Our 44th president’s Inaugural Address was solid, respectable, uplifting, suitably short, superbly delivered, but — in light of the towering expectations whipped up that his speech might belong in the company of those by Lincoln, F.D.R. and Kennedy — fell short of the anticipated immortality.I've been thinking about this "quotable quotes" meme all day. As noted, I watched the speech in full early this morning and thought it impressive. Yet, at this rate, Abraham Lincoln's under no threat of being knocked off the pinnacle of American presidential oratory.
It’s for others to cover the majesty of this inaugural moment, the happiness and pride that swept through the unprecedented throng, and the impact of being present in person or through television of a genuinely historic moment. My assignment is to consider the speech itself.
After the first stumbling presidential oath-taking I can recall — as much the fault of the Chief Justice as the incoming president, but it’s not something they can rehearse — President Barack Obama properly reminded us at the start that he was taking office in the midst of a crisis. He used the phrase “this generation of Americans,” reminding some of J.F.K.’s “torch has been passed” line or Roosevelt’s following phrase “has a rendezvous with destiny,” but today’s speaker showed no sign of its resonance. Late in the speech, he said that “the spirit of service” was “a moment that will define a generation,” but the two thoughts were unconnected.
Obama was wise not to blame only the capitalists for the sinking economy, as F.D.R. angrily had done; instead, he called it a “consequence of greed and irresponsibility on the part of some, but also our collective failure to make hard choices.” That was an unexpectedly tolerant note, but which he stepped on with an imperious, lecturing pointer phrase about meeting challenges: “Know this, America.” That get-this tone is better directed to the Russians.
He got into a good rhythm with a cheer-up paragraph, reminding us of America’s productive workers and inventive minds, our capacity undiminished, setting up his warning against “standing pat.” (I once wrote a line for Nixon, “America cannot stand pat,” which got a glare from the First Lady — we never used that phrase again.) Obama topped that passage with a warmly familiar metaphor: “Starting today, we must pick ourselves up, dust ourselves off, and begin again the work of remaking America.” That worked.

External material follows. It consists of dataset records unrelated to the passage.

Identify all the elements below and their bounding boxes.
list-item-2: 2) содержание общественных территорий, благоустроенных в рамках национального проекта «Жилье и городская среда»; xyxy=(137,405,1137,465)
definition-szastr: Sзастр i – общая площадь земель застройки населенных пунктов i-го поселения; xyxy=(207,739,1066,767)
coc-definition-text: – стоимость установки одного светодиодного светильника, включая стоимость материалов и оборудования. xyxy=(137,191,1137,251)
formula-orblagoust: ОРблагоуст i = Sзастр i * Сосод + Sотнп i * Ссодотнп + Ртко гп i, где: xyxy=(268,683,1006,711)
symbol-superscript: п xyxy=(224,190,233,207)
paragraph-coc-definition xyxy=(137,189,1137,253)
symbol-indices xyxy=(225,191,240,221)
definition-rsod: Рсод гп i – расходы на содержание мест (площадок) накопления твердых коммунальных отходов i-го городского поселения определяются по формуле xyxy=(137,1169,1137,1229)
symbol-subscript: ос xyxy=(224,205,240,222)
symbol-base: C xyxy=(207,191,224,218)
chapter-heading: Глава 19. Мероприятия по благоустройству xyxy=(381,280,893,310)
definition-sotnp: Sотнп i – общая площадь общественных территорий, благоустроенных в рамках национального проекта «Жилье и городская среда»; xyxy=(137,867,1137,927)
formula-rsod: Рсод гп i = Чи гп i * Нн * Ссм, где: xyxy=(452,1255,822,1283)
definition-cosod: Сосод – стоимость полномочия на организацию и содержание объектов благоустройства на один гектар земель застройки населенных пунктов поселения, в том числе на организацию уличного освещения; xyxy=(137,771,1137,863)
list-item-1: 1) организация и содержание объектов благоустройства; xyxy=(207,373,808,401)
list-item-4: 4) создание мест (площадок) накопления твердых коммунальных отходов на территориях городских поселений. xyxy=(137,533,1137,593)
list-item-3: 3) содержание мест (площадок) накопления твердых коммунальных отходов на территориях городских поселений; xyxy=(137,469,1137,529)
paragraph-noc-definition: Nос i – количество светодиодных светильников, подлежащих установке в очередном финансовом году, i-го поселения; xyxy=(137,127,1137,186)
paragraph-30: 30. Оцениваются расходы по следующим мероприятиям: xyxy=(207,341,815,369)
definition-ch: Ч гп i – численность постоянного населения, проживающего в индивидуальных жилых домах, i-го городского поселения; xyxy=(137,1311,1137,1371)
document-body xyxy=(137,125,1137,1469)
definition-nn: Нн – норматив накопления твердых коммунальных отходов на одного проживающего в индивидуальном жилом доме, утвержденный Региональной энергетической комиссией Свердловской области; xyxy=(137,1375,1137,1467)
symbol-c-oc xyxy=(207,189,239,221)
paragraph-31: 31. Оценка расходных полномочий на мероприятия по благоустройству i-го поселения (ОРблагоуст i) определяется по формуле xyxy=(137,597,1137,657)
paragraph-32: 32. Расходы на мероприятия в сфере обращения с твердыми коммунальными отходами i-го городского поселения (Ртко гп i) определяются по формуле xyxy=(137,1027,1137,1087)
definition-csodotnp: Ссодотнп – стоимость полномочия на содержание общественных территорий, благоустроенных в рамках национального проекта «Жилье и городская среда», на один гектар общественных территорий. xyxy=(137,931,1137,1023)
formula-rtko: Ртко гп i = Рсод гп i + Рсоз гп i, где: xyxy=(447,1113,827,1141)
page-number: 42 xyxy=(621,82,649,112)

He was not above using the old straw man “those-who” device, scorning “some who question the scale of our ambitions” and “what the cynics fail to understand.” He skirted the controversy about harsh interrogations with a facile “As for our common defense, we reject as false the choice between our safety and our ideals” — when there are times when that painful choice cannot be “rejected.” Obama followed that soon enough with a paragraph appealing to hardliners, promising to “responsibly leave Iraq to its people” — hawks can hope the operative word is “responsibly” — and “forge a hard-earned peace in Afghanistan,” which is a dovish way of saying he may have to risk the doves’ charge of “Obama’s war.” A soundbite that will echo is “We will not apologize for our way of life, nor will we waver in its defense” followed by a tough message to terrorists: “You cannot outlast us, and we will defeat you.”
To his oratorical credit, the president did not strain for quotable quotes. “A nation cannot prosper when it favors only the prosperous” was a nice insertion with an eye toward Bartlett’s, and I liked “the lines of tribe shall soon dissolve,” though it is not in the league with “the mystic chords of memory.” Obama’s “know that you are on the wrong side of history” message to Muslim extremists concluded with “we will extend a hand if you are willing to unclench your fist”; that is quotable if it is original, but I think I’ve seen it before. His “this winter of our hardship” is a well-turned phrase about discontent, even if not as Shakespeare punned it, “made glorious summer by this sun of York.”
Obama's a campaigner. If his actually governing reach rises to half the level we saw in his near-Biblical campaign speeches - ALL HAIL THE GREAT OBAMA! - we'll be practically born-again as a people.
The jury's still out for now though.